Results: As of June 21, 2024, 31 pts (17 diffuse large B-cell lymphoma [DLBCL] not otherwise specified, 7 peripheral T-cell lymphoma [PTCL], 2 high-grade B-cell lymphoma, 2 mantle cell lymphoma [MCL], 2 chronic lymphocytic leukemia [CLL], and 1 Richter syndrome) were enrolled and treated with PRT2527. Median age was 64 (range, 27-94) years, 61% were male, and median prior lines of therapy was 3 (range, 1-7). Nineteen pts were treated with PRT2527 monotherapy (9 mg/m², n=6; 15 mg/m², n=5; 18 mg/m², n=8) and 12 with PRT2527 and zanu combo (9 mg/m², n=6; 15 mg/m², n=6). Median duration of study treatment was 3.6 weeks (range, 0.7-30.4) for monotherapy and 6.8 weeks (range, 1.3-20.4) for combo.

Most frequently reported (>20%) any-grade treatment-emergent adverse events (TEAEs) were neutropenia (53%), nausea (53%), and constipation (21%) with monotherapy and neutropenia, diarrhea, asthenia, hypokalemia, and vomiting (25% each) with combo. Overall, grade 3/4 TEAEs occurred in 18 (58%) pts, most frequently neutropenia (39%). Nine (29%) pts had a TEAE leading to dose hold: 6 (19%) due to grade 3/4 neutropenia that resolved with growth factor. No clinical tumor lysis syndrome was observed, and no DLTs were reported. Three pts achieved a response: a complete response in 1 non-GCB double-expressor DLBCL pt post-CAR T-cell therapy on monotherapy (9 mg/m²) and 1 MCL pt on combo (9 mg/m²), and a partial response in 1 PTCL pt on monotherapy (9 mg/m²). Eleven pts were on study and have not reached the first response assessment. Additional responders across tumor types have been seen after the data cut-off and will be presented. Fourteen (45%) pts remain on study (monotherapy [n=7], combo [n=7]), and 17 (55%) pts discontinued treatment: 14 (45%) due to PD, 2 (6%) due to TEAEs (supraventricular tachycardia [n=1], AML [n=1]), and 1 (3%) due to death (COVID-19).

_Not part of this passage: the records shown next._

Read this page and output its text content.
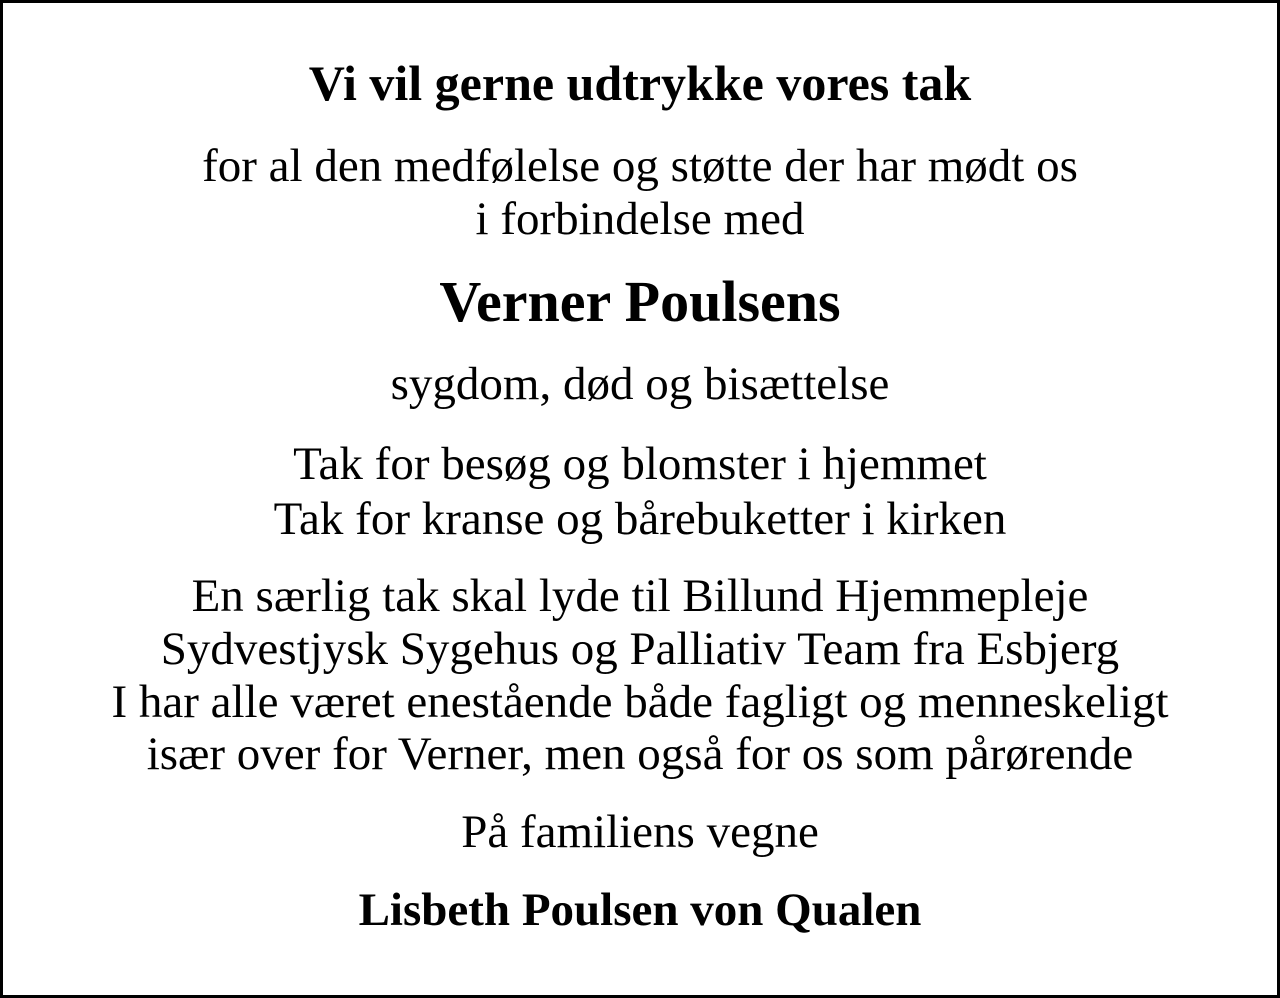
Vi vil gerne udtrykke vores tak
for al den medfølelse og støtte der har mødt os
i forbindelse med
Verner Poulsens
sygdom, død og bisættelse
Tak for besøg og blomster i hjemmet
Tak for kranse og bårebuketter i kirken
En særlig tak skal lyde til Billund Hjemmepleje
Sydvestjysk Sygehus og Palliativ Team fra Esbjerg
I har alle været enestående både fagligt og menneskeligt
især over for Verner, men også for os som pårørende
På familiens vegne
Lisbeth Poulsen von Qualen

Whole blood expression of the CDK9 transcriptional targets MCL1 and MYC demonstrated target engagement at all dose levels, with a more prolonged transcriptional decrease at higher doses. At 18 mg/m² (n=7), a median decrease of 80.5% in MCL1 and 82.4% in MYC messenger RNA (mRNA) was achieved 2 hours after the start of infusion. By 6 hours, median MCL1 mRNA returned to baseline levels while MYC levels remained suppressed with a median inhibition of 32.1%.

Conclusions: PRT2527 as monotherapy and in combo with zanu had an acceptable safety profile and evidence of preliminary activity in pts with R/R lymphoid malignancies. Neutropenia was the most common TEAE, manageable with growth factor support. Dose finding with PRT2527 as monotherapy or in combo with zanu is ongoing.